Last week, I wrote about the need to address teen pregnancy among youth in foster care. This week, I focus on repeat pregnancies among mothers who are already involved with the child welfare system. This includes mothers with children in foster care and those who are being supervised by the child welfare agency due to abuse or neglect.
Among the saddest news for me as a social worker in the District of Columbia’s foster care system was to hear that a mother whose child was in my caseload was pregnant again. There was the teenage mother, herself in foster care, who was not visiting her son consistently or complying with court orders. Still a teenager, she got pregnant again, perhaps in the hope of keeping this child.
There was the mother struggling against her addiction to crack cocaine. Her first three children were living with her own mother, but she could take no more. One or two were with the father. The sixth was with a foster parent who was trying to adopt him. And now she was pregnant with the seventh.
Some of these women continue to give birth and to have the children removed, over and over. I have witnessed mothers who were drug addicts, selling sex for drugs, and others who were trying to cement a relationship with a new man or replace the children who were taken away.
But we have no idea of what proportion of the caseload they account for because this data is not collected. The federal government does not even require the states to collect data on how many children each mother in the system has had. We have no idea how many mothers with a child in foster care get pregnant again or how many of these children end up in foster care as well.
This is a very sensitive subject. It would not be acceptable to most people if judges ordered mothers to use contraception and told them that another birth would reduce their chances of getting their children back. But there are meaningful steps that could be taken without depriving women of their rights to self-determination.
Mothers could be encouraged to use Long Acting Reversible Contraceptives (LARCs). As I wrote last week, many primary care clinics do not provide access to LARCs, and they should be made available at clinics that take Medicaid patients and uninsured patients and training provided to staff in how to insert them.
While a court couldn’t order mothers to use LARCs, it could offer a financial incentive to mothers who agree to have a LARC inserted. It could be a sizeable incentive, considering the cost that the birth of a child to most of these mothers saves in welfare, Medicaid, or foster care payments.
Perhaps many readers would object to this attempt to influence a woman’s reproductive decisions. But I’m guessing that those who are directly involved in caring for these children would agree with me.

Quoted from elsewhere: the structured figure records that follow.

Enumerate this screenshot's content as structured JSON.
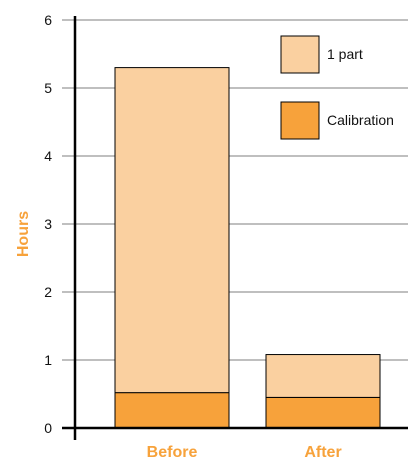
{
  "chart_data": {
    "type": "bar",
    "stacked": true,
    "categories": [
      "Before",
      "After"
    ],
    "series": [
      {
        "name": "Calibration",
        "values": [
          0.52,
          0.45
        ],
        "color": "#f7a23b"
      },
      {
        "name": "1 part",
        "values": [
          4.78,
          0.63
        ],
        "color": "#fad0a0"
      }
    ],
    "legend_order": [
      "1 part",
      "Calibration"
    ],
    "ylabel": "Hours",
    "xlabel": "",
    "ylim": [
      0,
      6
    ],
    "yticks": [
      0,
      1,
      2,
      3,
      4,
      5,
      6
    ],
    "grid": true,
    "legend_position": "top-right",
    "label_color": "#f7a23b",
    "grid_color": "#7f7f7f",
    "stroke_color": "#000000"
  }
}
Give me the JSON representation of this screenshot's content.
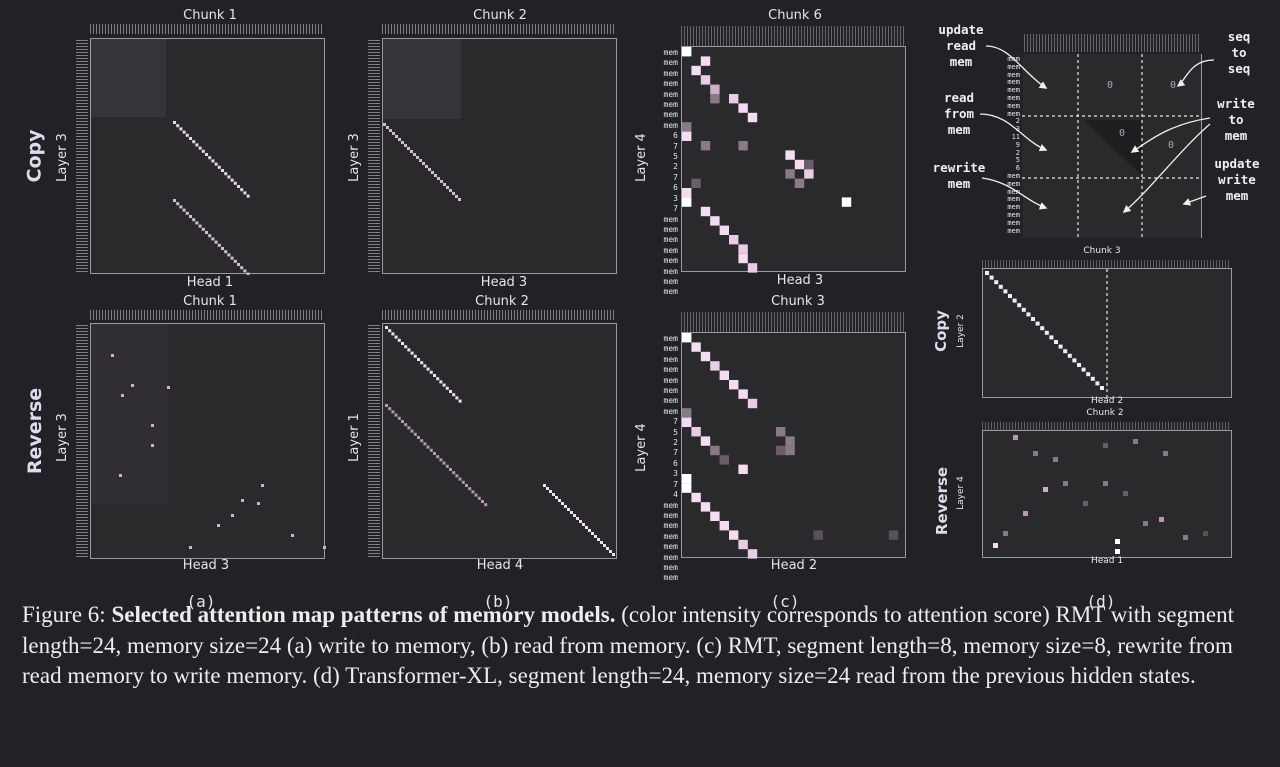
{
  "rows": {
    "copy": "Copy",
    "reverse": "Reverse"
  },
  "panel_a": {
    "top": {
      "chunk": "Chunk 1",
      "layer": "Layer 3",
      "head": "Head 1"
    },
    "bottom": {
      "chunk": "Chunk 1",
      "layer": "Layer 3",
      "head": "Head 3"
    },
    "sublabel": "(a)"
  },
  "panel_b": {
    "top": {
      "chunk": "Chunk 2",
      "layer": "Layer 3",
      "head": "Head 3"
    },
    "bottom": {
      "chunk": "Chunk 2",
      "layer": "Layer 1",
      "head": "Head 4"
    },
    "sublabel": "(b)"
  },
  "panel_c": {
    "top": {
      "chunk": "Chunk 6",
      "layer": "Layer 4",
      "head": "Head 3",
      "row_labels": [
        "mem",
        "mem",
        "mem",
        "mem",
        "mem",
        "mem",
        "mem",
        "mem",
        "6",
        "7",
        "5",
        "2",
        "7",
        "6",
        "3",
        "7",
        "mem",
        "mem",
        "mem",
        "mem",
        "mem",
        "mem",
        "mem",
        "mem"
      ]
    },
    "bottom": {
      "chunk": "Chunk 3",
      "layer": "Layer 4",
      "head": "Head 2",
      "row_labels": [
        "mem",
        "mem",
        "mem",
        "mem",
        "mem",
        "mem",
        "mem",
        "mem",
        "7",
        "5",
        "2",
        "7",
        "6",
        "3",
        "7",
        "4",
        "mem",
        "mem",
        "mem",
        "mem",
        "mem",
        "mem",
        "mem",
        "mem"
      ]
    },
    "sublabel": "(c)"
  },
  "panel_d": {
    "diagram": {
      "labels": {
        "update_read_mem": "update\nread\nmem",
        "read_from_mem": "read\nfrom\nmem",
        "rewrite_mem": "rewrite\nmem",
        "seq_to_seq": "seq\nto\nseq",
        "write_to_mem": "write\nto\nmem",
        "update_write_mem": "update\nwrite\nmem"
      },
      "zero": "0",
      "row_labels": [
        "mem",
        "mem",
        "mem",
        "mem",
        "mem",
        "mem",
        "mem",
        "mem",
        "2",
        "3",
        "11",
        "9",
        "2",
        "5",
        "6",
        "mem",
        "mem",
        "mem",
        "mem",
        "mem",
        "mem",
        "mem",
        "mem"
      ]
    },
    "copy": {
      "chunk": "Chunk 3",
      "layer": "Layer 2",
      "head": "Head 2",
      "task": "Copy"
    },
    "reverse": {
      "chunk": "Chunk 2",
      "layer": "Layer 4",
      "head": "Head 1",
      "task": "Reverse"
    },
    "sublabel": "(d)"
  },
  "caption": {
    "prefix": "Figure 6:",
    "bold": "Selected attention map patterns of memory models.",
    "body": "(color intensity corresponds to attention score) RMT with segment length=24, memory size=24 (a) write to memory, (b) read from memory. (c) RMT, segment length=8, memory size=8, rewrite from read memory to write memory. (d) Transformer-XL, segment length=24, memory size=24 read from the previous hidden states."
  },
  "colors": {
    "background": "#202225",
    "map_bg": "#2a2a2d",
    "bright_cell": "#f4dcf2",
    "mid_cell": "#8a7a88",
    "dark_cell": "#4a4548"
  }
}
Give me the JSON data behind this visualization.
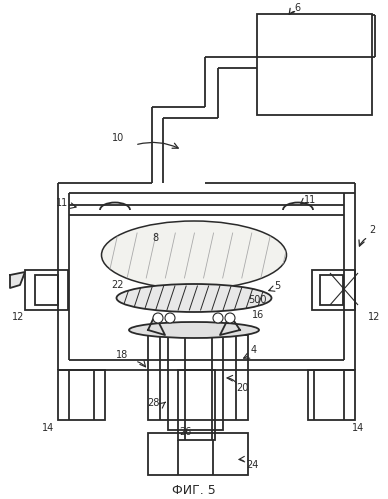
{
  "title": "ФИГ. 5",
  "bg_color": "#ffffff",
  "lc": "#2a2a2a",
  "lw": 1.3,
  "thin": 0.8,
  "fs": 7.0
}
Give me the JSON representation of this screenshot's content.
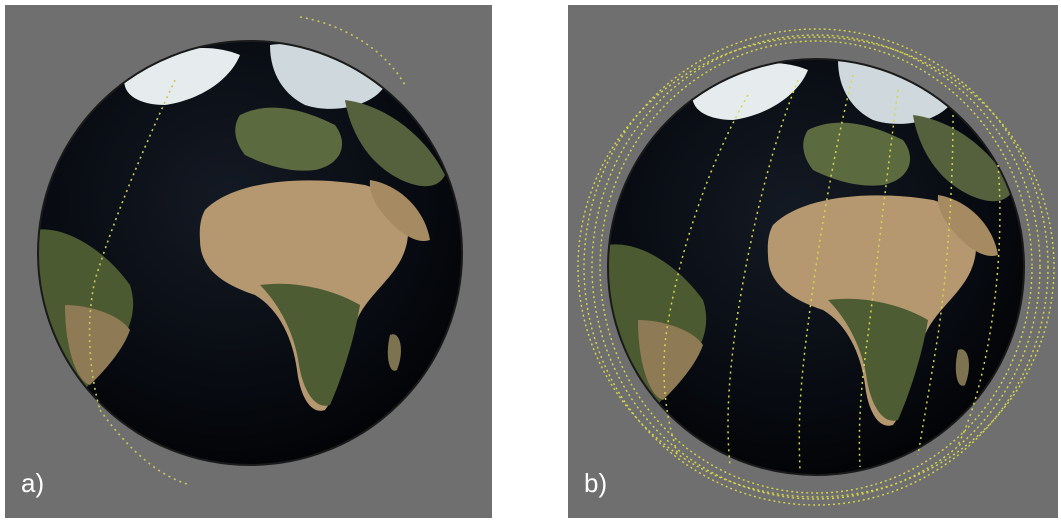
{
  "panels": [
    {
      "label": "a)"
    },
    {
      "label": "b)"
    }
  ]
}
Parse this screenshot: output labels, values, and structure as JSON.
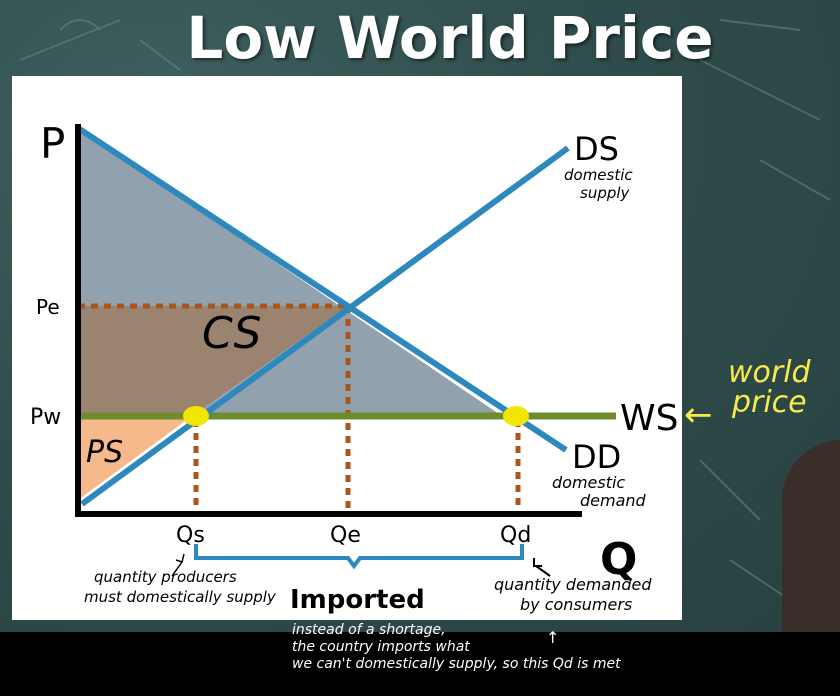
{
  "title": "Low World Price",
  "diagram": {
    "axis_p": "P",
    "axis_q": "Q",
    "label_pe": "Pe",
    "label_pw": "Pw",
    "label_qs": "Qs",
    "label_qe": "Qe",
    "label_qd": "Qd",
    "label_ds": "DS",
    "label_ds_desc_1": "domestic",
    "label_ds_desc_2": "supply",
    "label_dd": "DD",
    "label_dd_desc_1": "domestic",
    "label_dd_desc_2": "demand",
    "label_ws": "WS",
    "label_cs": "CS",
    "label_ps": "PS",
    "label_imported": "Imported",
    "note_qs_1": "quantity producers",
    "note_qs_2": "must domestically supply",
    "note_qd_1": "quantity demanded",
    "note_qd_2": "by consumers"
  },
  "annotations": {
    "world_price_1": "world",
    "world_price_2": "price",
    "bottom_note_1": "instead of a shortage,",
    "bottom_note_2": "the country imports what",
    "bottom_note_3": "we can't domestically supply, so this Qd is met"
  },
  "colors": {
    "curve": "#2c88bd",
    "world_line": "#6e8c2d",
    "dotted": "#a8561c",
    "cs_fill": "#7f91a0",
    "cs_brown": "#9c7a5a",
    "ps_fill": "#f5b98c",
    "dot": "#f2e600",
    "world_note": "#f7ea4a"
  }
}
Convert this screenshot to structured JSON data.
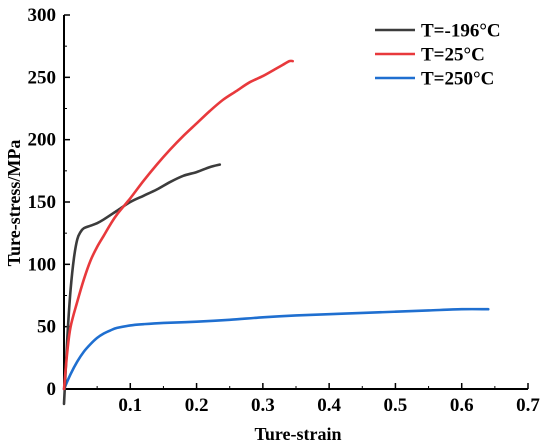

One of my clients, a three-year old girl, was born to a drug-addicted mother who abandoned her at the District of Columbia’s family homeless shelter. The maternal grandmother was raising the first two children but was exhausted and ill, so her sister stepped up to the plate. She and her husband created a wonderful home for the little girl, but they were still hoping that mom would come back one day clean and sober so they could have the retirement they had dreamed of.
Then came the dreaded news that mom was pregnant again. A cousin in Texas agreed to take the next newborn. But she was also on her way to D.C., to track down mom in the streets and persuade her to get her tubes tied. There was nobody else to take another child, and this was not a family that allows its children to be taken in by strangers.
I don’t know if the cousin succeeded in her mission. But I hope she did.
This column was published in the Chronicle of Social Change on September 29, 2015.